2) It's legally relevant what kind of dose and how it was given. 50 or 100 mcg is a likely defensible dose given for pain relief. 500 mcg over the course of 20 minutes is possibly right there as well. A 500 mcg bolus? Not so much in my professional opinion. That's not a dose that might cause apnea, that's a dose that couldn't possibly do anything except cause apnea immediately. I mean this wasn't some chronic pain patient that had years of narcotic tolerance built up. They were an opioid naive kid that would've only had any narcotic as part of the ventilator sedation for a non painful injury they sustained a few days prior.
You can't kill a dead person.
It is also troublesome that the transplant team was in the hospital waiting to harvest the organs. Were they prepared to wait hours or maybe even a day or 2 if the boy's heart didn't stop right away?
Yeah, let's take a perfectly good set of organs and deliberately extend ischemic time by waiting until cardiac death, for fuzzy reasons. If this was my child, I'd be upset that his final gift of life to others was being compromised in this way.

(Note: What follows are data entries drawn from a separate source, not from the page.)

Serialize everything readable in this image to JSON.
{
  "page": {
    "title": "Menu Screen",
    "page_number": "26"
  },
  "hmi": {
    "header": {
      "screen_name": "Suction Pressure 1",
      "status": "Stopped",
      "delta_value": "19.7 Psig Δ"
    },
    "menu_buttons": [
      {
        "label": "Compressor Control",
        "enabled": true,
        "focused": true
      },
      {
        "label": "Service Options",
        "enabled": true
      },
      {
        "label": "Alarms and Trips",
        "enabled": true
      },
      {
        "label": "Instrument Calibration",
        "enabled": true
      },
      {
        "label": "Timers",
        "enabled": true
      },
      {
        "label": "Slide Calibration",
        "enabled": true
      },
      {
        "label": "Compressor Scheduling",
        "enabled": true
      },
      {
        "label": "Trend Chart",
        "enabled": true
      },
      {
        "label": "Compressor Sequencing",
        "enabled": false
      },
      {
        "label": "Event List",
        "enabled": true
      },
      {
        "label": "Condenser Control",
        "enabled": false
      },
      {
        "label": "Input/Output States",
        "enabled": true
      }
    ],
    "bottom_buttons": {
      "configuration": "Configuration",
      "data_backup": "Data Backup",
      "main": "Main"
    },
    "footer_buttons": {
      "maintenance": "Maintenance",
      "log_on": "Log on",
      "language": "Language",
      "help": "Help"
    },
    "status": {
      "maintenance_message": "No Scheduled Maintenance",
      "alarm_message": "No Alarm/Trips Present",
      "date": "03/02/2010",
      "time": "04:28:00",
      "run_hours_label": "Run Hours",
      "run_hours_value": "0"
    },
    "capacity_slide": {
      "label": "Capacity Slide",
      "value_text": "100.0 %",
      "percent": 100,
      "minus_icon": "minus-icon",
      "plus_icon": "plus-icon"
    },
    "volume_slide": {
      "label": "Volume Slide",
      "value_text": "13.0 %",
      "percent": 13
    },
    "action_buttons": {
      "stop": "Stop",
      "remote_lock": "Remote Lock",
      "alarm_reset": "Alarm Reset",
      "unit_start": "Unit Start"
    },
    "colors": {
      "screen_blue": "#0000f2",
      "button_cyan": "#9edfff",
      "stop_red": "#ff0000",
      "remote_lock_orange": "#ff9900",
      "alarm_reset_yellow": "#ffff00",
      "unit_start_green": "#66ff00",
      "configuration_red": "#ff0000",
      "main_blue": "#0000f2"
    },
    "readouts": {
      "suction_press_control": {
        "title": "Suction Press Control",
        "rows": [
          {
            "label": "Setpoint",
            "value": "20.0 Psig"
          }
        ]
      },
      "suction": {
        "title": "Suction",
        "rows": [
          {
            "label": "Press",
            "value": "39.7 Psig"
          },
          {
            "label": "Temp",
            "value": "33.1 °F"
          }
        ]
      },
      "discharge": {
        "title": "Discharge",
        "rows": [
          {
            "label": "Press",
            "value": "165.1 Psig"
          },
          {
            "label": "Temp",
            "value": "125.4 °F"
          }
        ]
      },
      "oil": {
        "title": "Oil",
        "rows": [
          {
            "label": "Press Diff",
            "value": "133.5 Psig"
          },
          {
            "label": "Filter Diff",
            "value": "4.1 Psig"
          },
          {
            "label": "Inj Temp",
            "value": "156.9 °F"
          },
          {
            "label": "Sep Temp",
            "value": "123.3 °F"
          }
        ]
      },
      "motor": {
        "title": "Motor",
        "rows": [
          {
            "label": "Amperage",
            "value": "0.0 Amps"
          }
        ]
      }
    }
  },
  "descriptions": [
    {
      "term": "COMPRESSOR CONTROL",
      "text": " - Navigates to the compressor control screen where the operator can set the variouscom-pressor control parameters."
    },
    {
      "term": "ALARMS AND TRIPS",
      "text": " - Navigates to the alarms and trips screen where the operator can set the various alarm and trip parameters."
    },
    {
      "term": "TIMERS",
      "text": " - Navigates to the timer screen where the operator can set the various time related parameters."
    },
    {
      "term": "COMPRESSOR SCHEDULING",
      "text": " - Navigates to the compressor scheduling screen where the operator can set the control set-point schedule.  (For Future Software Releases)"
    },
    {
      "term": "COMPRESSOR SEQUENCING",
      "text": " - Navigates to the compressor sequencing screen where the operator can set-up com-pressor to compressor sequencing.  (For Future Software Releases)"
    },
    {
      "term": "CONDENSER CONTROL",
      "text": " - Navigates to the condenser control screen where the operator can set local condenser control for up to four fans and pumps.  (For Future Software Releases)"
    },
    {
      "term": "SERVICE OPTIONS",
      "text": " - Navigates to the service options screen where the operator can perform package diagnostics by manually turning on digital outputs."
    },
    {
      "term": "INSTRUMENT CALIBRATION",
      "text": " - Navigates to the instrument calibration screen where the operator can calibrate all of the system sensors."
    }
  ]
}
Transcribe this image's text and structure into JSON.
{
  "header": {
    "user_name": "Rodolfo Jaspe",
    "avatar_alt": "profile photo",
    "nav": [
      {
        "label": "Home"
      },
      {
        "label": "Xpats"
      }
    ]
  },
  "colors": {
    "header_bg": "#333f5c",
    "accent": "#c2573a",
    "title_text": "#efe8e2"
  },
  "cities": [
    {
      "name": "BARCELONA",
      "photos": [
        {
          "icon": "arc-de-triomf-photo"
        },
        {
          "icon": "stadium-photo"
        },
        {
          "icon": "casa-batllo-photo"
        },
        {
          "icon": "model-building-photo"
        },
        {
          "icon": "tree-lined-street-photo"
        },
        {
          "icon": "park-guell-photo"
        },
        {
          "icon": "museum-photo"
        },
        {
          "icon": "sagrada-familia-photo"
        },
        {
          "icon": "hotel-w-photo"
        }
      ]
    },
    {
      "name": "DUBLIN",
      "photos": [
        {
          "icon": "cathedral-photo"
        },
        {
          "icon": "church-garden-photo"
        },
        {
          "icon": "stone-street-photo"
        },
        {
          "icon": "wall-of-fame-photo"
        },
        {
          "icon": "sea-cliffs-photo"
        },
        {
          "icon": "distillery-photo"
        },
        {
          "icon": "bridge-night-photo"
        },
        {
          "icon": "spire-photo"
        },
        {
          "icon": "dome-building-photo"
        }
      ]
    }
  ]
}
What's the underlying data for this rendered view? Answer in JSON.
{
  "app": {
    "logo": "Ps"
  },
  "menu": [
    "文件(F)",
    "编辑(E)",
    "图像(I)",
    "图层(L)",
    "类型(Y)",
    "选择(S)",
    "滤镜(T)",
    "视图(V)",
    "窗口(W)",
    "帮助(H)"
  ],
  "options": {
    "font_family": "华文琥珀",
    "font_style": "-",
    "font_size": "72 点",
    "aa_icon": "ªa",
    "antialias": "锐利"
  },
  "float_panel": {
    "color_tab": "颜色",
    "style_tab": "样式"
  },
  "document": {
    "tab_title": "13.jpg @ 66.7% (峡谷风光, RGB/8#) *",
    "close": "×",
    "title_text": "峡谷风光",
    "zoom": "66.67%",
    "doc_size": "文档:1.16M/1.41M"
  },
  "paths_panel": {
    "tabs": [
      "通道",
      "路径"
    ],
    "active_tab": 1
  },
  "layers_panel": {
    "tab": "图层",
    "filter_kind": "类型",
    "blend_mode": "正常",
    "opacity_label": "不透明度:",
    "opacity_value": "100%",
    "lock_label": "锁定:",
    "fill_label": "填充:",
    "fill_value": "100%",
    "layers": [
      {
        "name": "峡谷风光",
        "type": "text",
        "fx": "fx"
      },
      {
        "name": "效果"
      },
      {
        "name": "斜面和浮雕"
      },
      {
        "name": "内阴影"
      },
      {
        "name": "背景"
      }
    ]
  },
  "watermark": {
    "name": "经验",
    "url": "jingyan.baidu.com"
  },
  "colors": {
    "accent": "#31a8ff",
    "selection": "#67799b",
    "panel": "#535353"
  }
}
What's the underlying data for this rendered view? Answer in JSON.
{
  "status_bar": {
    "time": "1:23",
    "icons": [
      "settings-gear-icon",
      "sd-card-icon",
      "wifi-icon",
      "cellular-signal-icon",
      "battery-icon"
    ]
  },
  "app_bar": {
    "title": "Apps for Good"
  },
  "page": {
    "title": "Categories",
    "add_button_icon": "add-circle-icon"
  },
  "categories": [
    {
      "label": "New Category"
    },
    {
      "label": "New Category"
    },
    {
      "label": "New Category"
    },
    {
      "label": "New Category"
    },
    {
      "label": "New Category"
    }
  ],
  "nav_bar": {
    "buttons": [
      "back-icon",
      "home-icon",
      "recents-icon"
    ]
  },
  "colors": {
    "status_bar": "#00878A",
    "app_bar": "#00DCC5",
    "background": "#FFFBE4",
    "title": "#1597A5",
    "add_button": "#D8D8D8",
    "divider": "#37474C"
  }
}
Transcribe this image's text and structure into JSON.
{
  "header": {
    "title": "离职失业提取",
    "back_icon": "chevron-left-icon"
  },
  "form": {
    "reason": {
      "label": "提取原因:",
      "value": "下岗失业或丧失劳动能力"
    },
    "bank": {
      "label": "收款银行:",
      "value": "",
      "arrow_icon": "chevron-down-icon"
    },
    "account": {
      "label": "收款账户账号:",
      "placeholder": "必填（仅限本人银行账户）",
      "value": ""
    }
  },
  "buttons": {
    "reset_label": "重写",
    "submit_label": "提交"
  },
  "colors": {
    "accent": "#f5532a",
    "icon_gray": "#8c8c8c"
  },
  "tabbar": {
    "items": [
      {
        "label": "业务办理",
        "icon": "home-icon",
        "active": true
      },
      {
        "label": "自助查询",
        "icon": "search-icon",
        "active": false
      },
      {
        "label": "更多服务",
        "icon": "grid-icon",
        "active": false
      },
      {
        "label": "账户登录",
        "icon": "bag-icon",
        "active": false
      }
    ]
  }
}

I would advocate for allowing families who have decided on terminal extubation the option of living donation rather than DCD. But I recognize that efforts to legalize that could backfire and worsen donation rates (plus I recognize that not everyone would agree with me that it should be allowed since it would be directly killing a living person)You're advocating for procuring organs from living patients? Under which circumstances?
Do you literally understand zero about DCD?
From the article linked in the original post...It's not clear when this 500mcg fentanyl was given. Or even where you guys are getting this figure.
Why is organ harvesting being planed if the person is not dead?This being a DCD, it's not a "dead person," it's a patient.
The family was electing to remove support and move to comfort care only. I do a fair amount of cases on kids that have static encephalopathy, completely non fictional, etc. I think it's a huge waste of time, money, and resources. They should have considered that option years ago. Think about all the trach and PEG stroke patients getting maximal support in full care facilities because their family/kids feel guilty about any number of things.